Seulement, pendant sept jours, le lama, qui était veillé par
un moine, tint des propos complètement incohérents, parlant
des apparences du bardo, etc. Et une semaine plus tard il est revenu à la
raison et a dit : « Voilà, j'étais
pratiquement dans le bardo et on m'a rappelé, comme ça ; il
n'en est absolument plus question ! Je vais mourir demain, mais je ne me mettrai
pas en posture de méditation. » Ainsi, il a dû renoncer à ce
que font la plupart des grands méditants,à savoir demeurer assis
en posture pendant quelques jours dans la contemplation de la Claire lumière
du dharmata.
De
la même façon, se retrouver immédiatement à la
morgue n'est pas souhaitable et plutôt néfaste pour un méditant.
Rinpoché a
connu un lama qui est mort à Delhi, à l'hôpital. Bien
entendu il faisait très chaud et quand Rinpoché arriva à l'hôpital
pour aider ce lama en faisant la pratique de powa, le corps avait déjà été placé à la
morgue, en chambre froide. Rinpoché fit les tests préliminaires
indispensables pour pouvoir effectuer powa (il faut en effet s'assurer
de l'état réel de la personne
en question). Toutefois, dans son appréciation, il dut tenir compte
des circonstances
particulières (la peau, par exemple, qui aurait dû pour un méditant
rester souple lorsqu'on la pince, avait perdu son élasticité à cause
de la basse température du corps).
Il
est dit que dans le rêve se manifestent les tendances
profondes. Je voudrais savoir si Rinpoché conseillerait,
comme le font les psychologues occidentaux,
d'être vigilant et attentif vis-à-vis des rêves,
afin de devenir conscient de ces tendances inconscientes ?
Les
tendances inconscientes constituent l'un des voiles qui recouvrent
notre esprit. Il y a le voile des émotions
conflictuelles et, à la
fois plus profond et subtil, il y a le voile des tendances fondamentales.

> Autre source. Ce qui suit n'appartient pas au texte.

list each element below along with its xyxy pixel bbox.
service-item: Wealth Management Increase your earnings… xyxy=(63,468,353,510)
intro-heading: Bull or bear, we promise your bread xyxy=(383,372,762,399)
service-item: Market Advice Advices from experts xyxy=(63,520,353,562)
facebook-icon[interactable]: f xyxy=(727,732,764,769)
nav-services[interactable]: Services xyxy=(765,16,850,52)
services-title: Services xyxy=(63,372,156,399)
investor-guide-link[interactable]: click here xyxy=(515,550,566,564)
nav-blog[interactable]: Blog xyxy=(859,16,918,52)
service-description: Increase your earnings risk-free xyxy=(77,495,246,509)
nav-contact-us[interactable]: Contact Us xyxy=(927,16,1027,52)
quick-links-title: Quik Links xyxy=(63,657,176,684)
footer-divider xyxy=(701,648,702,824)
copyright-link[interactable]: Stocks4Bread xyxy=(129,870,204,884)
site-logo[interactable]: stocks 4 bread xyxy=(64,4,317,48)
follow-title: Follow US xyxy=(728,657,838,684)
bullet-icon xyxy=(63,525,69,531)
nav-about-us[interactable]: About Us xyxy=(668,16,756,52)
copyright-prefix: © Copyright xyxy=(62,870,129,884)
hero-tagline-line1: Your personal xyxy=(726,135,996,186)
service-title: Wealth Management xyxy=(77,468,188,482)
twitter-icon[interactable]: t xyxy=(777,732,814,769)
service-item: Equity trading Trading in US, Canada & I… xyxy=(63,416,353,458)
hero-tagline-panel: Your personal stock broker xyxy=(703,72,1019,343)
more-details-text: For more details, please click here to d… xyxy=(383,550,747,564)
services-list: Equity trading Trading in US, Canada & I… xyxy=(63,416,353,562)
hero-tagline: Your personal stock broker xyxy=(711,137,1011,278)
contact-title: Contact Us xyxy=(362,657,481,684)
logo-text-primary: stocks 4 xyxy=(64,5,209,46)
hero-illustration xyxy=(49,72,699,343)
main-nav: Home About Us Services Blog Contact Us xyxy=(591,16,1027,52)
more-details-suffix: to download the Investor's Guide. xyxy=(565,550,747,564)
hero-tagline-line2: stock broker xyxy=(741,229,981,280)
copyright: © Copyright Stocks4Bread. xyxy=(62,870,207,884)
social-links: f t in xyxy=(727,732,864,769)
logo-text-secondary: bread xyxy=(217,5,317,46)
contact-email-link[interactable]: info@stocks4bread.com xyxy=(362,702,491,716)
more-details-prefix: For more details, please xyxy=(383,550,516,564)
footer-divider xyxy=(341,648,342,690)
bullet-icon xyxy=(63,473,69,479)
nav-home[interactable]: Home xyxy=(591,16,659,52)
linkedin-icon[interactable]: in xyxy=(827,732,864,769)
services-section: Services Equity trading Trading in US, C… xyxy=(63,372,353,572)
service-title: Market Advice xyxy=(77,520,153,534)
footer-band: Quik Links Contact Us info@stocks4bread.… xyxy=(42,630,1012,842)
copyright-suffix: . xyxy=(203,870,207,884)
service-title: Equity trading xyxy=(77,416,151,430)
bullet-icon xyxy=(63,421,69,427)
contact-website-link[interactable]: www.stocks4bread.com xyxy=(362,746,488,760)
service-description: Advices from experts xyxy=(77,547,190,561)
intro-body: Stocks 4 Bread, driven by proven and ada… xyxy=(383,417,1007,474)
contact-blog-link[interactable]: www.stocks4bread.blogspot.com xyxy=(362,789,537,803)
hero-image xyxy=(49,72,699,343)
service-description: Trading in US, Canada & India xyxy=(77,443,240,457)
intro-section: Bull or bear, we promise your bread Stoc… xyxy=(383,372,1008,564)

Pour parvenirà l'Eveil, il faut se libérer de ces tendances
inconscientes ; or ce n'est pas en les voyant qu'on s'en libère,
mais en les purifiant, ce qui n'est pas la même chose. Pour ce faire,
on va en premier lieu purifier au maximum le
voile des émotions conflictuelles, et ensuite s'attaquer directement
aux
voiles plus profonds qui obscurcissent l'esprit. Ainsi, la connaissance détaillée
des tendances inconscientes n'est pas en soi un but à poursuivre. Cette
prise de conscience s'effectue d'ailleurs lorsque se dissipe le voile des émotions
conflictuelles : l'esprit devient beaucoup plus clair et està même
de percevoir ces tendances et de les purifier. Quoiqu'il en soit, on ne peut pas "court-circuiter" une partie du processus.
La
date et les circonstances de notre mort sont-elles "programmées" dès
la naissance, et si oui, par quoi ?
En
principe, les circonstances de la mort sont tout à fait
contingentes et dépendent de quantité de conditions
et d'événements liés à l'existence
présente. En fonction de son karma, chacun dispose d'une
expérience de vie plus ou moins longue.
Mis à part
de très rares exemples de karma extrêmement
lourd et puissant qui impose une durée de vie relativement
précise, il n'y a pas au
départ de"programmation" inéluctable. La plupart
du temps, lorsque le karma d'une
personne prédispose celle-ci à rencontrer des obstacles suceptibles
de raccourcir la durée de sa vie, il y a possibilité de
les écarter
lorsqu'ils apparaissent, dans la mesure où l'on agit de manière
appropriée.
Bien évidemment, lorsqu'on expérimente le mûrissement
d'un karma très lourd, on ne peut plus dans ce cas parler réellement
d'obstacle ; c’est
le potentiel vital qui s'arrête, et il n'y a rien à faire.